I already know that Louis Dumezil, who will later write the Monomythos, and “Frank”, who will invent the FTL drive, have met while waiting to go on the new Darwin expedition. Now I simply add one conversation. In a bull session during training Dumezil will tell “Frank” about K-waves, and their purported FTL speed. He will know this because his father (the religious fanatic, remember?) was a nut on telepathy. Dumezil will also tell his life story, which includes the white powder on the blue berries that lead to a psychedelic experience. (I wrote all this a couple of months ago in a short piece called Children of the Hollow Hills, which you haven’t seen.)

When “Frank” gets washed out of the trip on the Darwin by Debra and Beryl’s new research, he sets out to study the supposed connection of telepathy with FTL, but there are no known telepaths on Cyan. However, he finds the remnant of the cult Dumezil escaped, who are still sucking fungus powdered berries and talking mind to mind.

“Frank’s” study of telepathy, using the cultists as subjects, proves the FTL nature of K-waves. He also discovers K-waves are the actual carriers of all information inside the brain, as Kendrick suggested.
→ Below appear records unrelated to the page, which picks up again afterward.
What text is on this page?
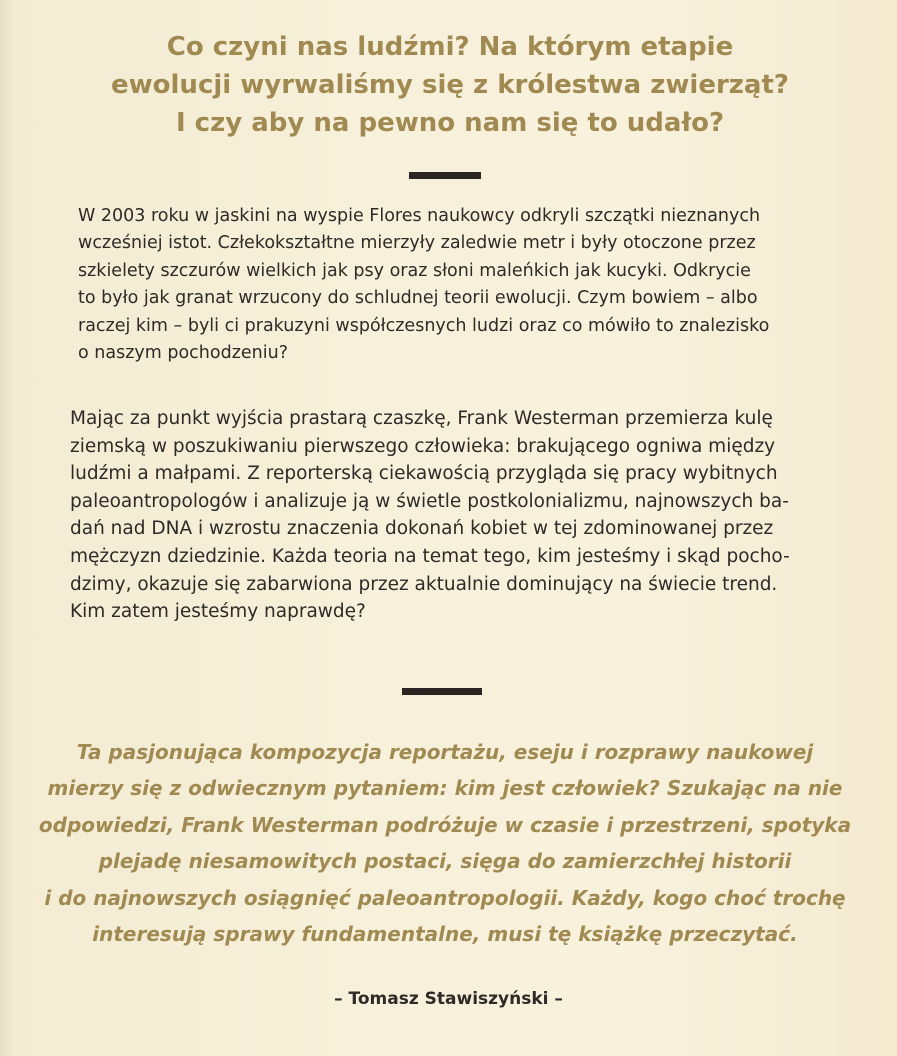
Co czyni nas ludźmi? Na którym etapie
ewolucji wyrwaliśmy się z królestwa zwierząt?
I czy aby na pewno nam się to udało?

W 2003 roku w jaskini na wyspie Flores naukowcy odkryli szczątki nieznanych
wcześniej istot. Człekokształtne mierzyły zaledwie metr i były otoczone przez
szkielety szczurów wielkich jak psy oraz słoni maleńkich jak kucyki. Odkrycie
to było jak granat wrzucony do schludnej teorii ewolucji. Czym bowiem – albo
raczej kim – byli ci prakuzyni współczesnych ludzi oraz co mówiło to znalezisko
o naszym pochodzeniu?

Mając za punkt wyjścia prastarą czaszkę, Frank Westerman przemierza kulę
ziemską w poszukiwaniu pierwszego człowieka: brakującego ogniwa między
ludźmi a małpami. Z reporterską ciekawością przygląda się pracy wybitnych
paleoantropologów i analizuje ją w świetle postkolonializmu, najnowszych ba-
dań nad DNA i wzrostu znaczenia dokonań kobiet w tej zdominowanej przez
mężczyzn dziedzinie. Każda teoria na temat tego, kim jesteśmy i skąd pocho-
dzimy, okazuje się zabarwiona przez aktualnie dominujący na świecie trend.
Kim zatem jesteśmy naprawdę?

Ta pasjonująca kompozycja reportażu, eseju i rozprawy naukowej
mierzy się z odwiecznym pytaniem: kim jest człowiek? Szukając na nie
odpowiedzi, Frank Westerman podróżuje w czasie i przestrzeni, spotyka
plejadę niesamowitych postaci, sięga do zamierzchłej historii
i do najnowszych osiągnięć paleoantropologii. Każdy, kogo choć trochę
interesują sprawy fundamentalne, musi tę książkę przeczytać.

– Tomasz Stawiszyński –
The previously measured energies of the synapses are only a side effect, a sort of down-cycle echo of the true energies. “Frank” renames the K-waves as Synapse waves, and goes on to invent the FTL drive I used in Jandrax, and which will allow him to go exploring after all, bad genes notwithstanding.

He names it The Synapse, which I knew he had to because that was what I called it back in 1976.

Don’t you  love it when everything falls together?

Was intuition at play here? Maybe. Foreknowledge? Don’t be ridiculous. I think it was pure, dumb luck, augmented by self-training in grabbing anything good as it floats by, and letting nothing escape that might further the cause.